The rebuild finished. Rebooted, not sure why we were getting the oddities we did. On the test track. Open it up, just a little.

As I am sitting here, I am watching it spill 500-700 MB/s to disk in writes. Our test case is 2x larger than physical memory. Caching isn’t relevant for reading and writing here. Now it is switching into “Reading intelligently…”. To understand why this is so interesting, here is some dstat output again.
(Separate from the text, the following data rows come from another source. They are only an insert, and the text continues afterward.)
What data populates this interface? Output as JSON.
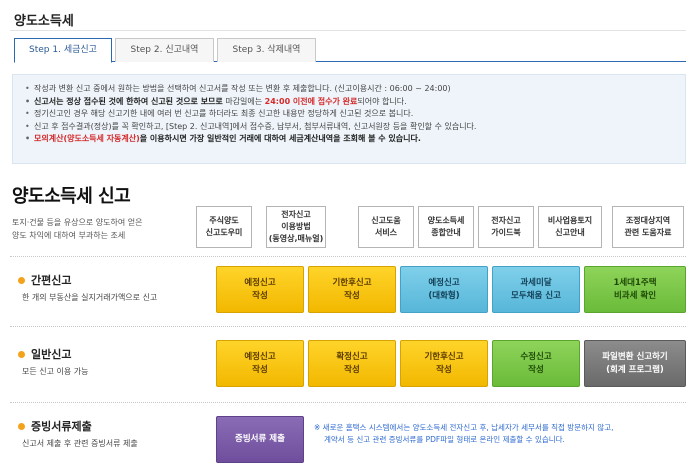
{
  "page": {
    "title": "양도소득세"
  },
  "tabs": [
    {
      "label": "Step 1. 세금신고"
    },
    {
      "label": "Step 2. 신고내역"
    },
    {
      "label": "Step 3. 삭제내역"
    }
  ],
  "notice": {
    "line1": "작성과 변환 신고 중에서 원하는 방법을 선택하여 신고서를 작성 또는 변환 후 제출합니다. (신고이용시간 : 06:00 ~ 24:00)",
    "line2_a": "신고서는 정상 접수된 것에 한하여 신고된 것으로 보므로",
    "line2_b": " 마감일에는 ",
    "line2_c": "24:00 이전에 접수가 완료",
    "line2_d": "되어야 합니다.",
    "line3": "정기신고인 경우 해당 신고기한 내에 여러 번 신고를 하더라도 최종 신고한 내용만 정당하게 신고된 것으로 봅니다.",
    "line4": "신고 후 접수결과(정상)를 꼭 확인하고, [Step 2. 신고내역]에서 접수증, 납부서, 첨부서류내역, 신고서원장 등을 확인할 수 있습니다.",
    "line5_a": "모의계산(양도소득세 자동계산)",
    "line5_b": "을 이용하시면 가장 일반적인 거래에 대하여 세금계산내역을 조회해 볼 수 있습니다."
  },
  "header": {
    "title": "양도소득세 신고",
    "desc1": "토지·건물 등을 유상으로 양도하여 얻은",
    "desc2": "양도 차익에 대하여 부과하는 조세"
  },
  "guides": [
    {
      "l1": "주식양도",
      "l2": "신고도우미",
      "l3": ""
    },
    {
      "l1": "전자신고",
      "l2": "이용방법",
      "l3": "(동영상,매뉴얼)"
    },
    {
      "l1": "신고도움",
      "l2": "서비스",
      "l3": ""
    },
    {
      "l1": "양도소득세",
      "l2": "종합안내",
      "l3": ""
    },
    {
      "l1": "전자신고",
      "l2": "가이드북",
      "l3": ""
    },
    {
      "l1": "비사업용토지",
      "l2": "신고안내",
      "l3": ""
    },
    {
      "l1": "조정대상지역",
      "l2": "관련 도움자료",
      "l3": ""
    }
  ],
  "simple": {
    "title": "간편신고",
    "desc": "한 개의 부동산을 실지거래가액으로 신고",
    "buttons": [
      {
        "l1": "예정신고",
        "l2": "작성"
      },
      {
        "l1": "기한후신고",
        "l2": "작성"
      },
      {
        "l1": "예정신고",
        "l2": "(대화형)"
      },
      {
        "l1": "과세미달",
        "l2": "모두채움 신고"
      },
      {
        "l1": "1세대1주택",
        "l2": "비과세 확인"
      }
    ]
  },
  "general": {
    "title": "일반신고",
    "desc": "모든 신고 이용 가능",
    "buttons": [
      {
        "l1": "예정신고",
        "l2": "작성"
      },
      {
        "l1": "확정신고",
        "l2": "작성"
      },
      {
        "l1": "기한후신고",
        "l2": "작성"
      },
      {
        "l1": "수정신고",
        "l2": "작성"
      },
      {
        "l1": "파일변환 신고하기",
        "l2": "(회계 프로그램)"
      }
    ]
  },
  "evidence": {
    "title": "증빙서류제출",
    "desc": "신고서 제출 후 관련 증빙서류 제출",
    "button": "증빙서류 제출",
    "note1": "※ 새로운 홈택스 시스템에서는 양도소득세 전자신고 후, 납세자가 세무서를 직접 방문하지 않고,",
    "note2": "계약서 등 신고 관련 증빙서류를 PDF파일 형태로 온라인 제출할 수 있습니다."
  },
  "colors": {
    "accent": "#2b6ab3",
    "bullet": "#f3a21b",
    "note": "#2f6bd0",
    "emphasis": "#d42a2a"
  }
}
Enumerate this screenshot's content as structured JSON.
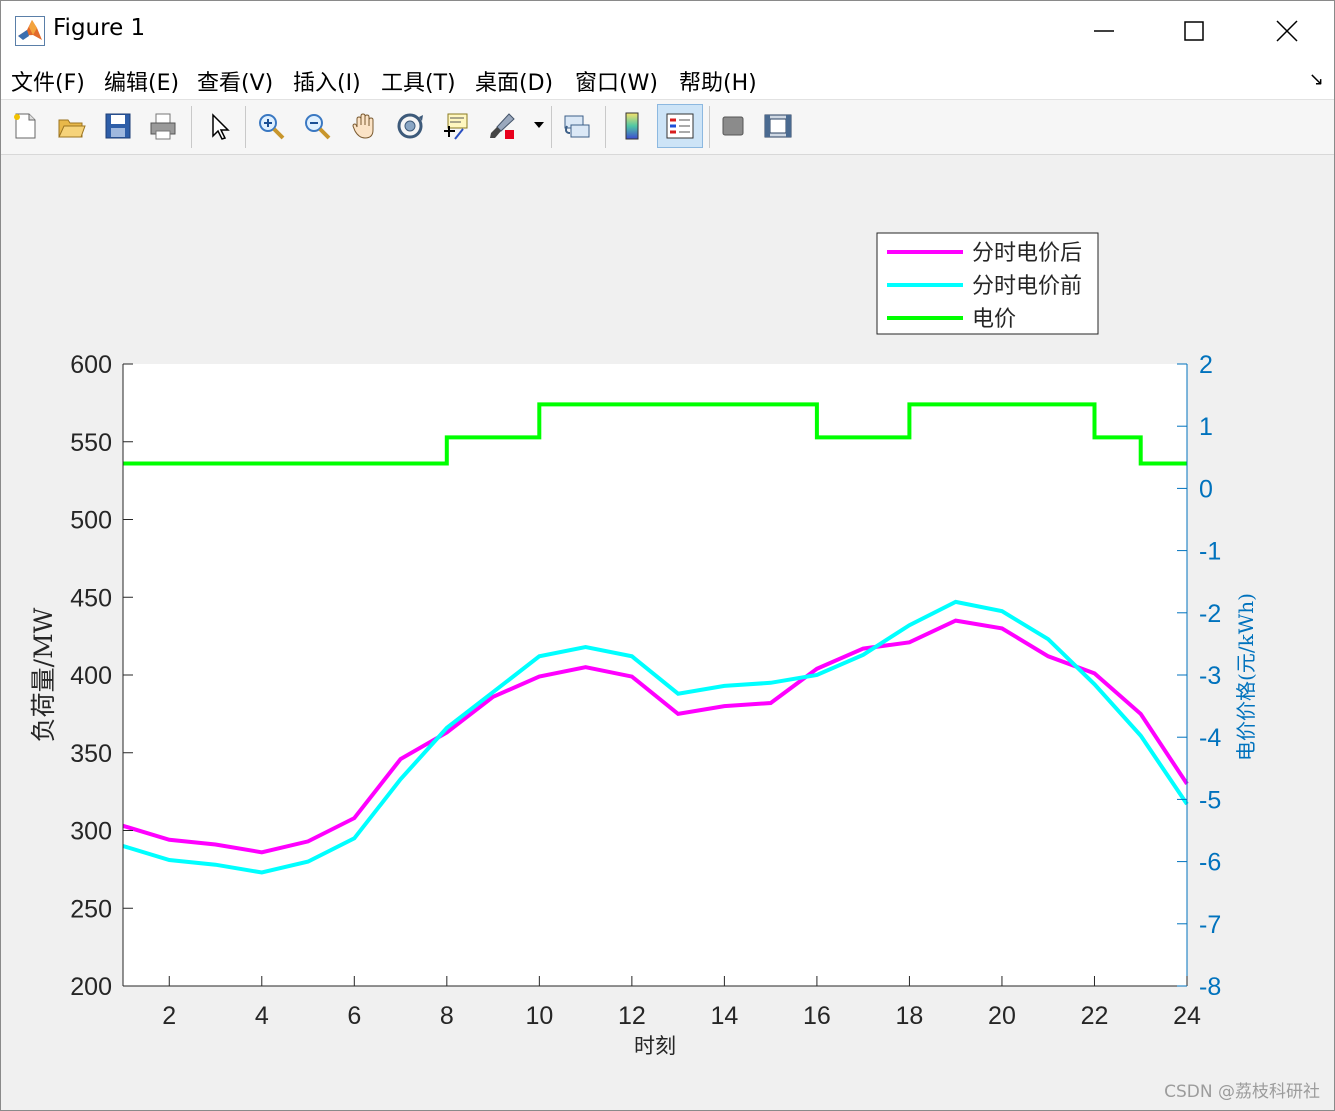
{
  "window": {
    "title": "Figure 1"
  },
  "menu": {
    "items": [
      "文件(F)",
      "编辑(E)",
      "查看(V)",
      "插入(I)",
      "工具(T)",
      "桌面(D)",
      "窗口(W)",
      "帮助(H)"
    ]
  },
  "toolbar": {
    "buttons": [
      {
        "name": "new-figure-icon"
      },
      {
        "name": "open-file-icon"
      },
      {
        "name": "save-icon"
      },
      {
        "name": "print-icon"
      },
      {
        "name": "edit-plot-arrow-icon"
      },
      {
        "name": "zoom-in-icon"
      },
      {
        "name": "zoom-out-icon"
      },
      {
        "name": "pan-hand-icon"
      },
      {
        "name": "rotate-3d-icon"
      },
      {
        "name": "data-cursor-icon"
      },
      {
        "name": "brush-icon"
      },
      {
        "name": "link-plot-icon"
      },
      {
        "name": "colorbar-icon"
      },
      {
        "name": "legend-icon"
      },
      {
        "name": "hide-plot-tools-icon"
      },
      {
        "name": "show-plot-tools-icon"
      }
    ]
  },
  "watermark": "CSDN @荔枝科研社",
  "chart_data": {
    "type": "line",
    "title": "",
    "xlabel": "时刻",
    "ylabel": "负荷量/MW",
    "ylabel_right": "电价价格(元/kWh)",
    "xlim": [
      1,
      24
    ],
    "ylim": [
      200,
      600
    ],
    "ylim_right": [
      -8,
      2
    ],
    "x_ticks": [
      2,
      4,
      6,
      8,
      10,
      12,
      14,
      16,
      18,
      20,
      22,
      24
    ],
    "y_ticks": [
      200,
      250,
      300,
      350,
      400,
      450,
      500,
      550,
      600
    ],
    "y_ticks_right": [
      -8,
      -7,
      -6,
      -5,
      -4,
      -3,
      -2,
      -1,
      0,
      1,
      2
    ],
    "grid": false,
    "legend_position": "top-right",
    "x": [
      1,
      2,
      3,
      4,
      5,
      6,
      7,
      8,
      9,
      10,
      11,
      12,
      13,
      14,
      15,
      16,
      17,
      18,
      19,
      20,
      21,
      22,
      23,
      24
    ],
    "series": [
      {
        "name": "分时电价后",
        "color": "#ff00ff",
        "axis": "left",
        "values": [
          303,
          294,
          291,
          286,
          293,
          308,
          346,
          363,
          386,
          399,
          405,
          399,
          375,
          380,
          382,
          404,
          417,
          421,
          435,
          430,
          412,
          401,
          375,
          330
        ]
      },
      {
        "name": "分时电价前",
        "color": "#00ffff",
        "axis": "left",
        "values": [
          290,
          281,
          278,
          273,
          280,
          295,
          333,
          366,
          389,
          412,
          418,
          412,
          388,
          393,
          395,
          400,
          413,
          432,
          447,
          441,
          423,
          394,
          361,
          317
        ]
      },
      {
        "name": "电价",
        "color": "#00ff00",
        "axis": "right",
        "step": true,
        "x": [
          1,
          8,
          8,
          10,
          10,
          16,
          16,
          18,
          18,
          22,
          22,
          23,
          23,
          24
        ],
        "values": [
          0.4,
          0.4,
          0.82,
          0.82,
          1.35,
          1.35,
          0.82,
          0.82,
          1.35,
          1.35,
          0.82,
          0.82,
          0.4,
          0.4
        ]
      }
    ]
  }
}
Note those 900+ M numbers. That 900+ MB/s being read from platters, not from cache. At 2x memory, this stuff just is not sitting in cache. There just isn’t enough room. For laughs, I am rerunning and watching using atop. According to atop, during the writes, that 600+ MB/s set of writes, we were using up only 30-35% of the bandwidth of each link. This means ballpark of 2-3x more potential performance, though I am going to bet that we would see about 2x in the optimally tuned case. Of course, these things are also code dependent; quite a few codes will hit their own internal walls due to design before they hit the systems walls. The reads are showing at 40-45% utilization, so I think we are closer to what we should expect. Assuming about 65-70% efficiency. The other issue we are probably running into is the buffer cache, and the speed at which the processor can interact with it. On this system we see 1235 MB/s reading buffer cache. On other systems scattered about the lab we see 6778 MB/s, 1702 MB/s, 2123 MB/s. On a different JackRabbit we see 2102 MB/s. It is my belief that this is impacting the performance. Not sure why we are seeing this, as our streams numbers on this platform are pretty nice:

This suggests something amiss in the kernel and possibly some tuning bits to be done. Either that or we cannot trust the hdparm test as a reliable measure of cache performance. If we switch kernels and see this change, then I expect that this is something we shouldn’t worry about. Will run iozone now, save the results and use them for the benchmark report. Should be fun. Once this is done, we have some requests to load windows x64. I will need to build IOzone for windows, hope it is possible. Note: this is worth a short discussion. Each RAID controller has 18 disks organized in a RAID6. That gives us 16 effective disks. Each disk can read at about 70 MB/s, and write at about 45 MB/s. 16 disks worth (18 - 2 for parity) will give you a rough bandwidth of 1.1 GB/s. Per RAID controller, operating at 100% efficiency. We are seeing about 40-45% of this. The interfaces between each RAID controller and the machine are PCIe x8. This means that we have 4 GB/s duplex, 2 GB/s of bandwidth available in each direction. Of which the 16 equivalent disks could use 1/2, and we are seeing less than 1/2 of the 1/2 bandwidth. That is we are driving the reads on each controller at 1/4 or less of the pipe bandwidth. What this suggests is that we should use more and smaller RAID controllers, so that we use more effective bandwidth per RAID card. We have more than enough backplane bandwidth for the IO, what we need is to distribute the load across more RAID units. Ballpark guess of about doubling the performance. Whats nice is the amount of head room in the design. We aren’t hitting the limits as compared to other units which are badly oversubscribed on bandwidth and overall performance. We aren’t even near our limits, and this system roars. Our RAID6 numbers are quite a bit nicer than others RAID5 numbers (and in some cases, better than their RAID0 numbers). Imagine what would happen if we had all the controllers we needed.